The Business Problem

Railway safety requires real-time obstruction detection with zero room for latency or false negatives. Moving from research-grade Python scripts to an embedded edge device is a major technical hurdle—standard "plug-and-play" AI models often fail due to hardware-specific distortion and limited NPU instruction sets.

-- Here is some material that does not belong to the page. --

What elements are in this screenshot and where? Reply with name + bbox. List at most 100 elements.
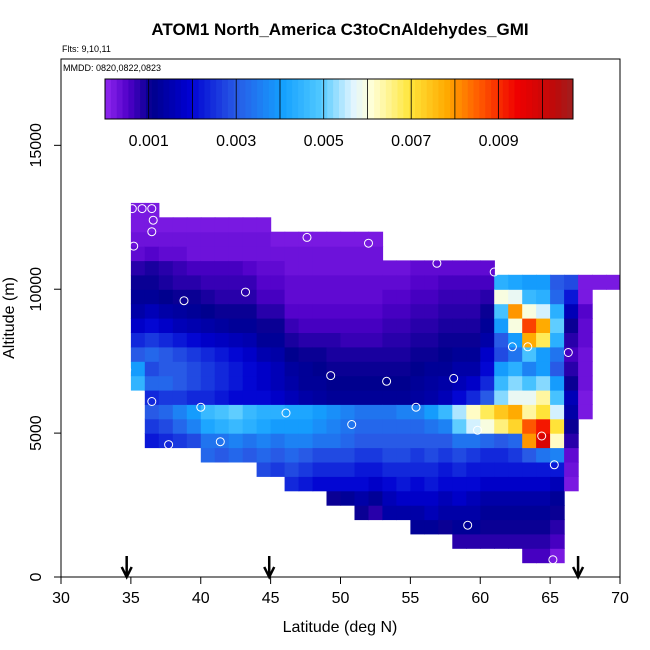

Technical Deep Dive: The Hybrid Preprocessing Path

The core challenge was a "Hardware vs. Accuracy" trade-off. The DMP Di1's hardware ISP (Image Signal Processor) was fast but introduced letterboxing that distorted the YOLOv8s aspect ratio, dropping detection confidence to near-zero.

The Solution:

I designed a hybrid pipeline where:

  1. 1.BiSeNetV2 (Segmentation) remained on the hardware ISP stretch for maximum throughput.
  2. 2.YOLOv8s (Detection) was diverted to a custom CPU-based letterboxing path.
  3. 3.CMA Repacking: I implemented contiguous memory (CMA) staging to feed USB YUYV data into the ISP as if it were a local sensor, bypassing driver bottlenecks.

Evaluation & Metrics

  • Performance: Stable 4.5 to 5.0 FPS dual-model concurrency.
  • Latency: End-to-end (Glass-to-Dashboard) under 200ms.
  • Accuracy Recovery: YOLO confidence restored from <0.10 (distorted) to >0.87 (letterboxed) for critical track obstacles.
  • Reliability: Validated 60+ minute continuous run without memory leaks or frame drops.

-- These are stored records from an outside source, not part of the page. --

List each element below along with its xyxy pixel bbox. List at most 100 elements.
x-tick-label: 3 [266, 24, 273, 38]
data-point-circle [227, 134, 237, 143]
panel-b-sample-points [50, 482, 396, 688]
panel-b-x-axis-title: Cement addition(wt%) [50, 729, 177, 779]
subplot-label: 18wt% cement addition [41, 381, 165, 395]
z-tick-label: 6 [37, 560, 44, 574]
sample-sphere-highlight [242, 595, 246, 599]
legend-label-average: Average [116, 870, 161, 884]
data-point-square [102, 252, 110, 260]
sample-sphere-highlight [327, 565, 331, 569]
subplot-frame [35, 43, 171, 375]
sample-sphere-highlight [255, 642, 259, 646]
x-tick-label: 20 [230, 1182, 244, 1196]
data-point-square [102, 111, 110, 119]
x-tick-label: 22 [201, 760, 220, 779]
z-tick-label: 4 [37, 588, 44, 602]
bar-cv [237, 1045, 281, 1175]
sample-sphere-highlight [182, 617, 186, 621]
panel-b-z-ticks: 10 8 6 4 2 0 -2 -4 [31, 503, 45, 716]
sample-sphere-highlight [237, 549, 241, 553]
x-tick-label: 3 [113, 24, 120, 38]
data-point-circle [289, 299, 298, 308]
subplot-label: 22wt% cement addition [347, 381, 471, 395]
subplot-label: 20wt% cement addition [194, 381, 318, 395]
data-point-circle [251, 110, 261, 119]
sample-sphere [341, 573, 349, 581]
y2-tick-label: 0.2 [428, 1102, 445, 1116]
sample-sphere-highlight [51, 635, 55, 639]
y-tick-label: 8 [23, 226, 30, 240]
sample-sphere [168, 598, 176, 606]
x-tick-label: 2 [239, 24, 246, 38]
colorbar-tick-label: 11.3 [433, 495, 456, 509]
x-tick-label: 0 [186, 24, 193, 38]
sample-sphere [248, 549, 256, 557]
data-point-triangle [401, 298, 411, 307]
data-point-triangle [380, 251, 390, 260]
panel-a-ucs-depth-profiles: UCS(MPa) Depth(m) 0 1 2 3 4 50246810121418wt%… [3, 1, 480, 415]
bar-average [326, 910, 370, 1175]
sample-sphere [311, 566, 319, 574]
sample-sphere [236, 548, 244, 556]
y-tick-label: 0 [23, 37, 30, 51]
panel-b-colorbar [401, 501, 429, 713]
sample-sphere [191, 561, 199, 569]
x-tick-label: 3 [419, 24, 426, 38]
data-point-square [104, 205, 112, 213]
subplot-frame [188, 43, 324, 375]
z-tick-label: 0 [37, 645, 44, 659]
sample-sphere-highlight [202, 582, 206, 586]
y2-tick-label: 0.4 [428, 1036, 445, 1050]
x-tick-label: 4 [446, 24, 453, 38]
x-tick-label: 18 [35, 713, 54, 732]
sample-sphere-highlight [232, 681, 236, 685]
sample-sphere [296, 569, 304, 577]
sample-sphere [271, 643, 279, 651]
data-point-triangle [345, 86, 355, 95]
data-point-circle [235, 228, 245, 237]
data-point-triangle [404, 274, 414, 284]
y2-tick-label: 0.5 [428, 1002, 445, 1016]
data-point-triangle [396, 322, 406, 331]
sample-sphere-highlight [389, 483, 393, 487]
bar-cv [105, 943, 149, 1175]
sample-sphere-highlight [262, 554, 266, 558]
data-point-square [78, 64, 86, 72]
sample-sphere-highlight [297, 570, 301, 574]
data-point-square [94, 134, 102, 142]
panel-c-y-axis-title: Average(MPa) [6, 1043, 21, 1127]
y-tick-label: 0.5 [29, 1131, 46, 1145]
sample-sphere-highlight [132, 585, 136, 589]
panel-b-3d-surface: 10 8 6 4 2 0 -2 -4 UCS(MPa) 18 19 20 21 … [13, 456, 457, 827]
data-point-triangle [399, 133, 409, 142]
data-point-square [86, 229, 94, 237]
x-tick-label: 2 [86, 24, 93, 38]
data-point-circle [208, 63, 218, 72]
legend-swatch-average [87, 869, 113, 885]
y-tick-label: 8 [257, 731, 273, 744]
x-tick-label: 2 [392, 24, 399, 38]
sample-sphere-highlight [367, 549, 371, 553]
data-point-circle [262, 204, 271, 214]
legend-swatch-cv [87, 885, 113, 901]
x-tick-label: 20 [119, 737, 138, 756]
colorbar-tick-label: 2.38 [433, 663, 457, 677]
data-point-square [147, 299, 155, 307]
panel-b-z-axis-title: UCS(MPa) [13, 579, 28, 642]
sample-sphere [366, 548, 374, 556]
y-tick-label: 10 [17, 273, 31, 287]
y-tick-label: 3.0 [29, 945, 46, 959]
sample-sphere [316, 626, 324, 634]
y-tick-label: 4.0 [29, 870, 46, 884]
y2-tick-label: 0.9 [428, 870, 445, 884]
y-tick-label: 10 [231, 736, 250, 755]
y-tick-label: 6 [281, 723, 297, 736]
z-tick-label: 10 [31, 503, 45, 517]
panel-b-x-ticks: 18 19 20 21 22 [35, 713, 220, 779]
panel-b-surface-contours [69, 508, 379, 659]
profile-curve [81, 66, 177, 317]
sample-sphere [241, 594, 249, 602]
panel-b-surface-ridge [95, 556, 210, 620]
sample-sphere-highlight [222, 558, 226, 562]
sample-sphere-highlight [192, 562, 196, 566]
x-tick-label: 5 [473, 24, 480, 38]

Key Decisions & Trade-offs

  • C++ over Python: Ported the entire research pipeline to native C++ to minimize overhead and access the low-level V4L2 and NPU SDKs directly.
  • Docker-Based Toolchain: Built a local Docker cross-compilation environment (via Rosetta) to bypass reliance on slow, offline build machines, reducing build-deploy cycles from 15 minutes to 2 minutes.
  • Manual Memory Management: Replaced unstable OpenCV `cv::resize` calls with custom C++ loops to ensure stability on the target's ARM architecture.

Development Timeline

  1. **Phase 1 (Orchestration):** Used AI agents to scaffold the build system (`di1.sh`) and handle redundant boilerplate for the MJPEG streaming server.
  2. **Phase 2 (Correction):** When AI-suggested preprocessing logic failed to account for NPU-specific memory alignment, I took over the memory-mapping and ISP configuration manually.
  3. **Phase 3 (Optimization):** Shipped a level-based logging system to mitigate a "Disk Full" crash caused by high-frequency profiling logs during long-run testing.